Greg Piniak, Research Ecologist
NOAA Center for Coastal Fisheries and Habitat Research

Location of the Tortugas Banks and boundaries of the FKNMS Tortugas North Ecological Reserve and Dry Tortugas National Park. Click here for a larger image. (Image: NOAA CCFHR)

The goal of effective ocean stewardship is to provide for healthy, productive, sustainable ocean resources.  One way to accomplish this is through Marine Spatial Planning, in which the spatial and temporal distribution of human activities within an ecosystem are balanced to meet specific ecological and socioeconomic objectives.  From an ecological perspective, this requires knowledge of the spatial distribution of habitats, species, and ecosystem functions, as well as the effects human uses have on resources. 

A school of horse eye jacks swims past CCFHR photographer Brad Teer. (Photo: NOAA CCFHR)
The Florida Keys National Marine Sanctuary (FKNMS) was established in 1990, and has an extensive marine zoning network to manage conflicting visitor uses while still protecting marine resources.  FKNMS expanded in 2001, with the creation of the Tortugas Ecological Reserve (TER).  TER was at the time the nation’s largest marine protected area.  TER is comprised of two components.  The southern region incorporates Riley’s Hump, an important spawning area for mutton snapper.  The northern region of TER lies just to the west of Dry Tortugas National Park, which has been under various forms of protection since 1935.  Taking of marine life is prohibited in both components of the TER, while diving is allowed only in the TER North.  The National Park does allow recreational fishing harvest, but out of concern for declining fish stocks the National Park created a Research Natural Area in January 2007.  Together the no-take areas in TER and the National Park provide excellent opportunities for scientific research and public recreation and education.
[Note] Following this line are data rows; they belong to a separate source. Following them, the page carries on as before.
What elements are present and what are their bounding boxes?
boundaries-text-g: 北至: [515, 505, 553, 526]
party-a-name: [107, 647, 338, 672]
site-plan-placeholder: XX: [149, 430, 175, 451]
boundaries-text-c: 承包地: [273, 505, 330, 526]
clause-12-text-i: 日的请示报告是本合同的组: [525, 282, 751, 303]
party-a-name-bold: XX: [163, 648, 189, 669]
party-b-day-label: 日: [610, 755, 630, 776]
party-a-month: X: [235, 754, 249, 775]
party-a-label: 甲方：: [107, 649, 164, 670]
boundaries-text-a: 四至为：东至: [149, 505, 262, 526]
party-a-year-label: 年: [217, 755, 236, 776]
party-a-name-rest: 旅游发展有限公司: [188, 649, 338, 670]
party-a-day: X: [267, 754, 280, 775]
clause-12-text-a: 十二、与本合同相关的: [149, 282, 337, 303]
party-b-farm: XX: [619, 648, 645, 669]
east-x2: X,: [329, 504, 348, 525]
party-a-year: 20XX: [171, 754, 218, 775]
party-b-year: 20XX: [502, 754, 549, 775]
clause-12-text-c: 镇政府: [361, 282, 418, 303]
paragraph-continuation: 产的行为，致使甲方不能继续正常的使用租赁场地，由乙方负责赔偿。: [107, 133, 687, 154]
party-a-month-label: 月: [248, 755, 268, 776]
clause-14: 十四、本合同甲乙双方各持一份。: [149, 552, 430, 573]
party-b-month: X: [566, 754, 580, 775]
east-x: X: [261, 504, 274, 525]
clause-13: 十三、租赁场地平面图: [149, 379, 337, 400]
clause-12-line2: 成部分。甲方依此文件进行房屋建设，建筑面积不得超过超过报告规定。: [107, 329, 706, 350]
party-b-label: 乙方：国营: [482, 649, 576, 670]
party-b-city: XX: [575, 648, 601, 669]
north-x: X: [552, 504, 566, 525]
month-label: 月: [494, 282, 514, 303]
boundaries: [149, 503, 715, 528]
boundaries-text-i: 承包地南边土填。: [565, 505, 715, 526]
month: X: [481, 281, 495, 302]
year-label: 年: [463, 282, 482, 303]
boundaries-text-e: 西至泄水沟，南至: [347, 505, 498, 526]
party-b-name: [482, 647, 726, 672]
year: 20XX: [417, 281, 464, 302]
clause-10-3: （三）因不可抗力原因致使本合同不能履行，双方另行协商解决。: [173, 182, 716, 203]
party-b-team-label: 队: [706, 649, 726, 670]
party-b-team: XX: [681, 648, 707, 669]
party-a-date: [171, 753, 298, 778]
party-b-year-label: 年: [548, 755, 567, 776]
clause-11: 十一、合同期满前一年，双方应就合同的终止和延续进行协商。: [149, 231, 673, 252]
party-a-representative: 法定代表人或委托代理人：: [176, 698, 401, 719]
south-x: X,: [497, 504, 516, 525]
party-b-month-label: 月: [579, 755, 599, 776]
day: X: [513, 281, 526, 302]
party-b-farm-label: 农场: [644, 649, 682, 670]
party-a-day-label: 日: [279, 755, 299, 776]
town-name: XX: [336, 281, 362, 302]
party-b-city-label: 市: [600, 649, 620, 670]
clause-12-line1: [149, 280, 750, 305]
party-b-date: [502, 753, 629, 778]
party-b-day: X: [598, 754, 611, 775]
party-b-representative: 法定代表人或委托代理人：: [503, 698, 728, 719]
Colorful examples of invertebrates and fishes are captured in this photograph from last year's expedition. (Photo: NOAA CCFHR)
National Centers for Coastal Ocean Science (NCCOS) research meets Marine Spatial Planning needs in the Tortugas through benthic habitat mapping and synthesis of ecological data to assess and inform marine reserve design.  This year’s cruise aboard the NOAA ship Nancy Foster is a continuation of field research begun in 2000, the year before TER was established.  Results of previous cruises (2008, 2007, and 2005) are being integrated with other data to assess the potential biological and socioeconomic impacts of creating TER.  NCCOS is also working to assess the status of Dry Tortugas National Park.